Eagerly anticipated big-budget movies rarely live up to their hype, but the Dark Knight Rises is one of the exceptions. The movie's plot, action sequences and quick witted dialogue all work together to make a near three hour thrill trip seem a lot shorter than it is. I admit: I was worried about how this was going to turn out. Fairly or unfairly, the movie was going to be judged a success or a failure based upon whether it lived up to the high standard set by 2008’s The Dark Knight. Under that kind of pressure to deliver, directors can sometimes overindulge in implausible narrative twists and redundant action scenes. And while the action in DKR is certainly unrelenting, it doesn't seem excessive.
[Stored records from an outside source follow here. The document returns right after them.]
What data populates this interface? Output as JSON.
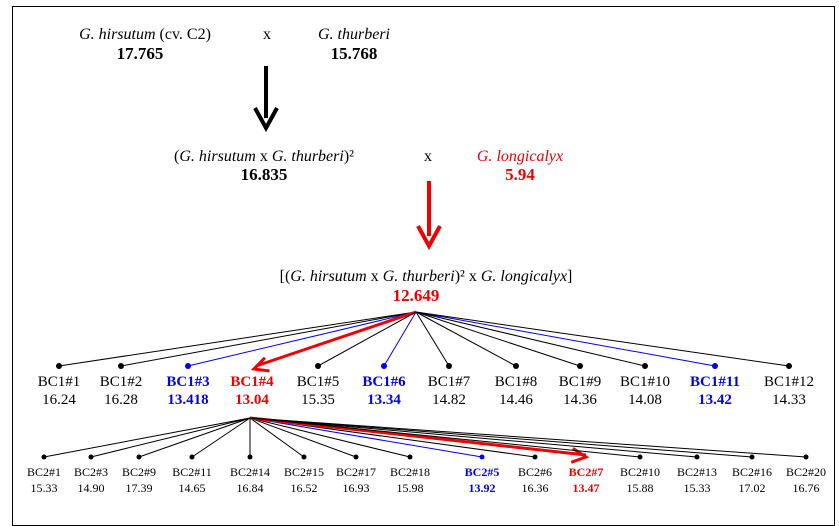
{
  "colors": {
    "default": "#000000",
    "blue": "#0000ee",
    "red": "#ee0000"
  },
  "cross1": {
    "parent_a": {
      "species": "G. hirsutum",
      "note": "(cv. C2)",
      "value": "17.765"
    },
    "x_symbol": "x",
    "parent_b": {
      "species": "G. thurberi",
      "value": "15.768"
    }
  },
  "cross2": {
    "hybrid": {
      "open": "(",
      "species_a": "G. hirsutum",
      "x_symbol": "x",
      "species_b": "G. thurberi",
      "close": ")²",
      "value": "16.835"
    },
    "x_symbol": "x",
    "parent_c": {
      "species": "G. longicalyx",
      "value": "5.94"
    }
  },
  "f1": {
    "open": "[(",
    "species_a": "G. hirsutum",
    "x_symbol_1": "x",
    "species_b": "G. thurberi",
    "close_sq": ")²",
    "x_symbol_2": "x",
    "species_c": "G. longicalyx",
    "close": "]",
    "value": "12.649"
  },
  "bc1": [
    {
      "label": "BC1#1",
      "value": "16.24",
      "color": "default"
    },
    {
      "label": "BC1#2",
      "value": "16.28",
      "color": "default"
    },
    {
      "label": "BC1#3",
      "value": "13.418",
      "color": "blue"
    },
    {
      "label": "BC1#4",
      "value": "13.04",
      "color": "red"
    },
    {
      "label": "BC1#5",
      "value": "15.35",
      "color": "default"
    },
    {
      "label": "BC1#6",
      "value": "13.34",
      "color": "blue"
    },
    {
      "label": "BC1#7",
      "value": "14.82",
      "color": "default"
    },
    {
      "label": "BC1#8",
      "value": "14.46",
      "color": "default"
    },
    {
      "label": "BC1#9",
      "value": "14.36",
      "color": "default"
    },
    {
      "label": "BC1#10",
      "value": "14.08",
      "color": "default"
    },
    {
      "label": "BC1#11",
      "value": "13.42",
      "color": "blue"
    },
    {
      "label": "BC1#12",
      "value": "14.33",
      "color": "default"
    }
  ],
  "bc2": [
    {
      "label": "BC2#1",
      "value": "15.33",
      "color": "default"
    },
    {
      "label": "BC2#3",
      "value": "14.90",
      "color": "default"
    },
    {
      "label": "BC2#9",
      "value": "17.39",
      "color": "default"
    },
    {
      "label": "BC2#11",
      "value": "14.65",
      "color": "default"
    },
    {
      "label": "BC2#14",
      "value": "16.84",
      "color": "default"
    },
    {
      "label": "BC2#15",
      "value": "16.52",
      "color": "default"
    },
    {
      "label": "BC2#17",
      "value": "16.93",
      "color": "default"
    },
    {
      "label": "BC2#18",
      "value": "15.98",
      "color": "default"
    },
    {
      "label": "BC2#5",
      "value": "13.92",
      "color": "blue"
    },
    {
      "label": "BC2#6",
      "value": "16.36",
      "color": "default"
    },
    {
      "label": "BC2#7",
      "value": "13.47",
      "color": "red"
    },
    {
      "label": "BC2#10",
      "value": "15.88",
      "color": "default"
    },
    {
      "label": "BC2#13",
      "value": "15.33",
      "color": "default"
    },
    {
      "label": "BC2#16",
      "value": "17.02",
      "color": "default"
    },
    {
      "label": "BC2#20",
      "value": "16.76",
      "color": "default"
    }
  ]
}
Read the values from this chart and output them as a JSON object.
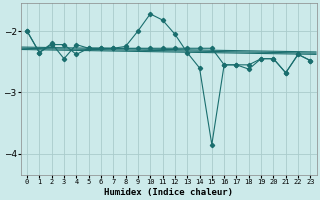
{
  "xlabel": "Humidex (Indice chaleur)",
  "background_color": "#cceaea",
  "grid_color": "#aacccc",
  "line_color": "#1a6e6e",
  "xlim": [
    -0.5,
    23.5
  ],
  "ylim": [
    -4.35,
    -1.55
  ],
  "yticks": [
    -4,
    -3,
    -2
  ],
  "xtick_labels": [
    "0",
    "1",
    "2",
    "3",
    "4",
    "5",
    "6",
    "7",
    "8",
    "9",
    "10",
    "11",
    "12",
    "13",
    "14",
    "15",
    "16",
    "17",
    "18",
    "19",
    "20",
    "21",
    "22",
    "23"
  ],
  "series_main": [
    [
      0,
      -2.0
    ],
    [
      1,
      -2.35
    ],
    [
      2,
      -2.2
    ],
    [
      3,
      -2.45
    ],
    [
      4,
      -2.22
    ],
    [
      5,
      -2.28
    ],
    [
      6,
      -2.28
    ],
    [
      7,
      -2.28
    ],
    [
      8,
      -2.25
    ],
    [
      9,
      -2.0
    ],
    [
      10,
      -1.72
    ],
    [
      11,
      -1.82
    ],
    [
      12,
      -2.05
    ],
    [
      13,
      -2.35
    ],
    [
      14,
      -2.6
    ],
    [
      15,
      -3.85
    ],
    [
      16,
      -2.55
    ],
    [
      17,
      -2.55
    ],
    [
      18,
      -2.62
    ],
    [
      19,
      -2.45
    ],
    [
      20,
      -2.45
    ],
    [
      21,
      -2.68
    ],
    [
      22,
      -2.38
    ],
    [
      23,
      -2.48
    ]
  ],
  "series_upper": [
    [
      0,
      -2.0
    ],
    [
      1,
      -2.35
    ],
    [
      2,
      -2.22
    ],
    [
      3,
      -2.22
    ],
    [
      4,
      -2.38
    ],
    [
      5,
      -2.28
    ],
    [
      6,
      -2.28
    ],
    [
      7,
      -2.28
    ],
    [
      8,
      -2.28
    ],
    [
      9,
      -2.28
    ],
    [
      10,
      -2.28
    ],
    [
      11,
      -2.28
    ],
    [
      12,
      -2.28
    ],
    [
      13,
      -2.28
    ],
    [
      14,
      -2.28
    ],
    [
      15,
      -2.28
    ],
    [
      16,
      -2.55
    ],
    [
      17,
      -2.55
    ],
    [
      18,
      -2.55
    ],
    [
      19,
      -2.45
    ],
    [
      20,
      -2.45
    ],
    [
      21,
      -2.68
    ],
    [
      22,
      -2.38
    ],
    [
      23,
      -2.48
    ]
  ],
  "trend_lines": [
    [
      [
        -0.5,
        -2.26
      ],
      [
        23.5,
        -2.34
      ]
    ],
    [
      [
        -0.5,
        -2.28
      ],
      [
        23.5,
        -2.36
      ]
    ],
    [
      [
        -0.5,
        -2.3
      ],
      [
        23.5,
        -2.38
      ]
    ]
  ]
}
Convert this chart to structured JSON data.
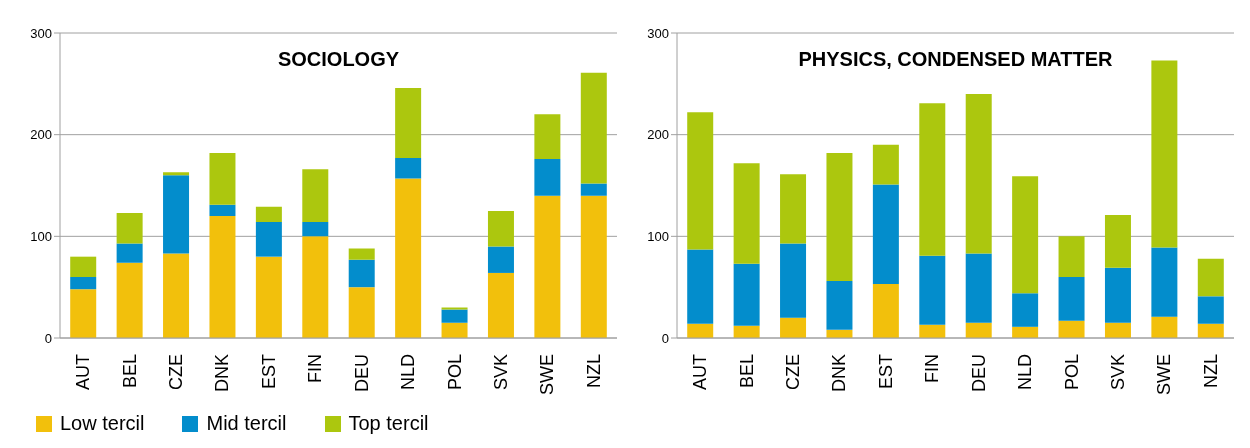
{
  "chart_data": [
    {
      "type": "bar",
      "title": "SOCIOLOGY",
      "stacked": true,
      "grid": "y",
      "legend": "bottom left",
      "ylim": [
        0,
        300
      ],
      "yticks": [
        0,
        100,
        200,
        300
      ],
      "categories": [
        "AUT",
        "BEL",
        "CZE",
        "DNK",
        "EST",
        "FIN",
        "DEU",
        "NLD",
        "POL",
        "SVK",
        "SWE",
        "NZL"
      ],
      "series": [
        {
          "name": "Low tercil",
          "color": "#f2c00c",
          "values": [
            48,
            74,
            83,
            120,
            80,
            100,
            50,
            157,
            15,
            64,
            140,
            140
          ]
        },
        {
          "name": "Mid tercil",
          "color": "#038dcc",
          "values": [
            12,
            19,
            77,
            11,
            34,
            14,
            27,
            20,
            13,
            26,
            36,
            12
          ]
        },
        {
          "name": "Top tercil",
          "color": "#acc70e",
          "values": [
            20,
            30,
            3,
            51,
            15,
            52,
            11,
            69,
            2,
            35,
            44,
            109
          ]
        }
      ]
    },
    {
      "type": "bar",
      "title": "PHYSICS, CONDENSED MATTER",
      "stacked": true,
      "grid": "y",
      "ylim": [
        0,
        300
      ],
      "yticks": [
        0,
        100,
        200,
        300
      ],
      "categories": [
        "AUT",
        "BEL",
        "CZE",
        "DNK",
        "EST",
        "FIN",
        "DEU",
        "NLD",
        "POL",
        "SVK",
        "SWE",
        "NZL"
      ],
      "series": [
        {
          "color": "#f2c00c",
          "values": [
            14,
            12,
            20,
            8,
            53,
            13,
            15,
            11,
            17,
            15,
            21,
            14
          ]
        },
        {
          "color": "#038dcc",
          "values": [
            73,
            61,
            73,
            48,
            98,
            68,
            68,
            33,
            43,
            54,
            68,
            27
          ]
        },
        {
          "color": "#acc70e",
          "values": [
            135,
            99,
            68,
            126,
            39,
            150,
            157,
            115,
            40,
            52,
            184,
            37
          ]
        }
      ]
    }
  ]
}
Movie fight scenes are typically boring, predictable, and unauthentic. But the DKR fist fights between Bane and Batman are one of the best parts of the film. In truth, this is probably due to the good job Christopher Nolan has done in developing the characters of both men: the clashes between the two seem momentous because you actually care about them. Apart from that, though, the fight scenes are just visually pleasing, especially at the end of the movie when Bane is desperately trying to fight his way back from a big loss.
I was dreading Anne Hathaway playing Catwoman, but she does an outstanding job playing a small time thief trying to erase her past. Joseph Gordon-Levitt, on the other hand, plays a cop whose plot line needlessly interrupts the overall trajectory of the film. Gordon-Levitt is not a bad actor, but the subplot he is placed in, with its slow dialogue and uneventful happenings, does not suit him or the movie overall.
Nolan is a master at filming in and around NYC. The city at night is beautiful. The filming at Wall Street and on the bridges crossing the Hudson leaves no doubt that Gotham is New York. Nolan has also learned that battered-up lories charging through city streets is, for some unexplained reason, incredibly appealing.
In the last installment of Batman, Nolan’s script touches on a few hot button current events, like torture and wiretapping. The same goes for DKR. In reference to the debate being had over income inequality, Anne Hathaway’s character asks Bruce Wayne, how he though the rich “could live so large and leave so little for the rest of us.” Whenever Bane breaks into the stock exchange, one of the traders tells him that there is no money for him to steal. Bane replies by asking, “Then what are you people doing here?” The nuclear core that is being transported around the city even has something to do with politics: the fusion reactor was supposed to be used to generate unlimited “clean energy.”
So, is DKR better than the original? In my opinion, yes.